A postdoc position is available in the laboratory of Yonghao Yu, in the Department of Biochemistry of UT Southwestern Medical Center. By utilizing integrative mass spectrometry-based proteomic, and more traditional biochemical/molecular biochemical approaches, the focuses of our group are to decipher the fundamental mechanisms of covalent protein modifications in various diseases, including cancer, metabolic syndrome and neurodegenerative diseases. We are also using the chemoproteomic platform to discover novel small molecule inhibitors towards the “undruggable proteome”. The Yu lab is actively collaborating with a number of biotech/pharma companies.
On the proteomic side, we are particularly interested in developing next generation large-scale quantitative mass spec technologies, including those relevant to sample preparation, instrumentation and computation. We then use these methods to characterize covalent protein modifications (e.g., phosphorylation and ADP-ribosylation, etc). Several representative recent publications include:
(1) Kim et al., eLife, 9, e60637, (2020).
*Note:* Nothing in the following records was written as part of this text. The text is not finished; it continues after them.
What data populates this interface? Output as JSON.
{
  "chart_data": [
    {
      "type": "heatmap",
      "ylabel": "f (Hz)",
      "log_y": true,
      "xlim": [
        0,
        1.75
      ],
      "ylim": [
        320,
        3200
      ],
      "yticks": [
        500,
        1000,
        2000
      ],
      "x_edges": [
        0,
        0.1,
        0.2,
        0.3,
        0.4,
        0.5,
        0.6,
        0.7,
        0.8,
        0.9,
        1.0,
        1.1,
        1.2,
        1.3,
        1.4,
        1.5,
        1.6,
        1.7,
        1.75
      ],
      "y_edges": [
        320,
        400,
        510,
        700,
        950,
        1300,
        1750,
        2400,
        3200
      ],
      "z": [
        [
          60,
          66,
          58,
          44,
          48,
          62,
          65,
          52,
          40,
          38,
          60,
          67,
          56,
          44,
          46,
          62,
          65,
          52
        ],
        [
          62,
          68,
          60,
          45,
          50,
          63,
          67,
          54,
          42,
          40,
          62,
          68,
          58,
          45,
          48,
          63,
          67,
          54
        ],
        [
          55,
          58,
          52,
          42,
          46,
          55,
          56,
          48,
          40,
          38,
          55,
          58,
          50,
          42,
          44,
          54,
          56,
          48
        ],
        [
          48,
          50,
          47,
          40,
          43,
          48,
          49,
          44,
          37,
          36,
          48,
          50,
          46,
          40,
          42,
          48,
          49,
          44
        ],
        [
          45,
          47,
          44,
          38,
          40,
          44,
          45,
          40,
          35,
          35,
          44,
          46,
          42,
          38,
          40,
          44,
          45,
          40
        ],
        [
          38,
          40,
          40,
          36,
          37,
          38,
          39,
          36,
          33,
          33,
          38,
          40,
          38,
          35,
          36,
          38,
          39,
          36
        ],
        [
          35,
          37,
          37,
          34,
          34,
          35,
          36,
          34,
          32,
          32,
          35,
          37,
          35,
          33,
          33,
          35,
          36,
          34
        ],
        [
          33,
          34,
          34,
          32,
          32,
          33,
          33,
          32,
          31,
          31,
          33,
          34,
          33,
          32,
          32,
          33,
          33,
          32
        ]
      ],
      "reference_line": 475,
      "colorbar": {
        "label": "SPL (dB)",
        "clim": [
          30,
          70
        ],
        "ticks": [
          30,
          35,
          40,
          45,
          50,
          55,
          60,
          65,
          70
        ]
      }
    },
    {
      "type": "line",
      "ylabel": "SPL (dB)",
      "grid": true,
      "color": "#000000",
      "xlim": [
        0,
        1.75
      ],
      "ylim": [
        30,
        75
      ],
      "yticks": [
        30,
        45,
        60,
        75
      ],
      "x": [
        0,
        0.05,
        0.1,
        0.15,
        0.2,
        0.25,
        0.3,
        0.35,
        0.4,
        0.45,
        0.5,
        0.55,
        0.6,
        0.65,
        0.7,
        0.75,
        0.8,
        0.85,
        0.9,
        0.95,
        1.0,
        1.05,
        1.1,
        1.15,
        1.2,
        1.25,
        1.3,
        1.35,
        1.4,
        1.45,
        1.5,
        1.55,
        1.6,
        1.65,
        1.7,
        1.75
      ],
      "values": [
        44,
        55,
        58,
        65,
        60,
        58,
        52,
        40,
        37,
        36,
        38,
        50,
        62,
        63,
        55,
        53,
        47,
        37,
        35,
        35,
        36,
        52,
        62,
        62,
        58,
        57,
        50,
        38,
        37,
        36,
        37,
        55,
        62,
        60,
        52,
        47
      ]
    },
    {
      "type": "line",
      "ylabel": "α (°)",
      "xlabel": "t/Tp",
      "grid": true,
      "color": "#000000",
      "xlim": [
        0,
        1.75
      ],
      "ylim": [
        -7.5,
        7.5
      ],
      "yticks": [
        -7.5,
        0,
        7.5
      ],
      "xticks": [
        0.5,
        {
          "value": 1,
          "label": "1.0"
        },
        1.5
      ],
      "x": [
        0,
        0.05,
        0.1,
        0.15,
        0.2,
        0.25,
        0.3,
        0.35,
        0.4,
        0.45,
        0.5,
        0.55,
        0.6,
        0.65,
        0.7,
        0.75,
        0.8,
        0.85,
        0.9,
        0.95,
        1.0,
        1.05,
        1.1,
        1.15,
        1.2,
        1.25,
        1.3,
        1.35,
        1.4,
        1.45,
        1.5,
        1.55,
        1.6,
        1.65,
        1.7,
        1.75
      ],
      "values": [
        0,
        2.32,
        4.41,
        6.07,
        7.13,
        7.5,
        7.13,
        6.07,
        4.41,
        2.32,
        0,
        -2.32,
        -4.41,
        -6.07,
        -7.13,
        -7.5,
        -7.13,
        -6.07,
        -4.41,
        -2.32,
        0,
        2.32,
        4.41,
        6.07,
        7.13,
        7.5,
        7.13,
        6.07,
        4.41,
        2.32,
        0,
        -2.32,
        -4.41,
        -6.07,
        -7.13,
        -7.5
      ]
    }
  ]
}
(2) Wang et al., Nature Chemical Biology, 15, 1223, (2019)
(3) Zhang, et al., Nature Methods, 10(10):981-4 (2013).
On the cancer biology side, our group aims to translate the discoveries made by the large scale proteomic experiments to understand the role of cell-autonomous regulation of oncogenesis. We are particularly interested in the role of PARP and Poly-ADP-ribosylation signaling in mediating cellular DNA damage response. We are also interested in the role of mTOR and phosphorylation signaling in mediating cell growth and cell metabolism. A distinct advantage of the Yu lab is a large proteomic database of the various PTMs, which serves as a highly unique resource for follow-up functional studies.
Several representative recent publications include:
(1) Wang et al., Nature Communications, 10, 3201 (2019).
(2) Ding et al., Nature Cell Biology, 18, 319-327 (2016).
(3) Li et al., Genes and Development, 29(2):157-70 (2015).
(4) Yu et al., Science, 332(6035), 1322-1326 (2011).
On the translational research side, the group aims at developing small molecule-based therapeutics for treating cancer. As an example, we recently developed the first PARP1 PROTAC compound (Wang et al., Nature Chemical Biology, 2019). In addition to the research projects within the group, our group is actively engaged in numerous collaborations with biotech/pharma. The interdisciplinary and collaborative environment of our group (i.e., proteomics, mechanistic biology and drug development) provides highly unique career development opportunities for the trainees.
Requirement: Candidates must hold a Ph.D. and/or M.D. degree. Experience in: i) biochemistry, ii) molecular biology and structural biology iii) mammalian cell biology, iv) cancer biology and metabolism v) Proteomics Leading to publication in peer-reviewed journals are recommended. Prior exposure to mass spectrometry is preferred, but NOT required.
Interested individuals should send a CV, statement of interests, and a list of three references to:
Yonghao Yu, Ph.D. Yonghao.
UT Southwestern Medical Center
5323 Harry Hines Blvd.
Dallas, TX 75390-9038
Information on our postdoctoral training program and benefits can be found in our Postdoc Handbook or at http://www.utsouthwestern.edu/postdocs.
UT Southwestern Medical Center is committed to an educational and working environment that provides equal opportunity to all members of the University community. In accordance with federal and state law, the University prohibits unlawful discrimination, including harassment, on the basis of: race; color; religion; national origin; sex; including sexual harassment; age; disability; genetic information; citizenship status; and protected veteran status. In addition, it is UT Southwestern policy to prohibit discrimination on the basis of sexual orientation, gender identity, or gender expression.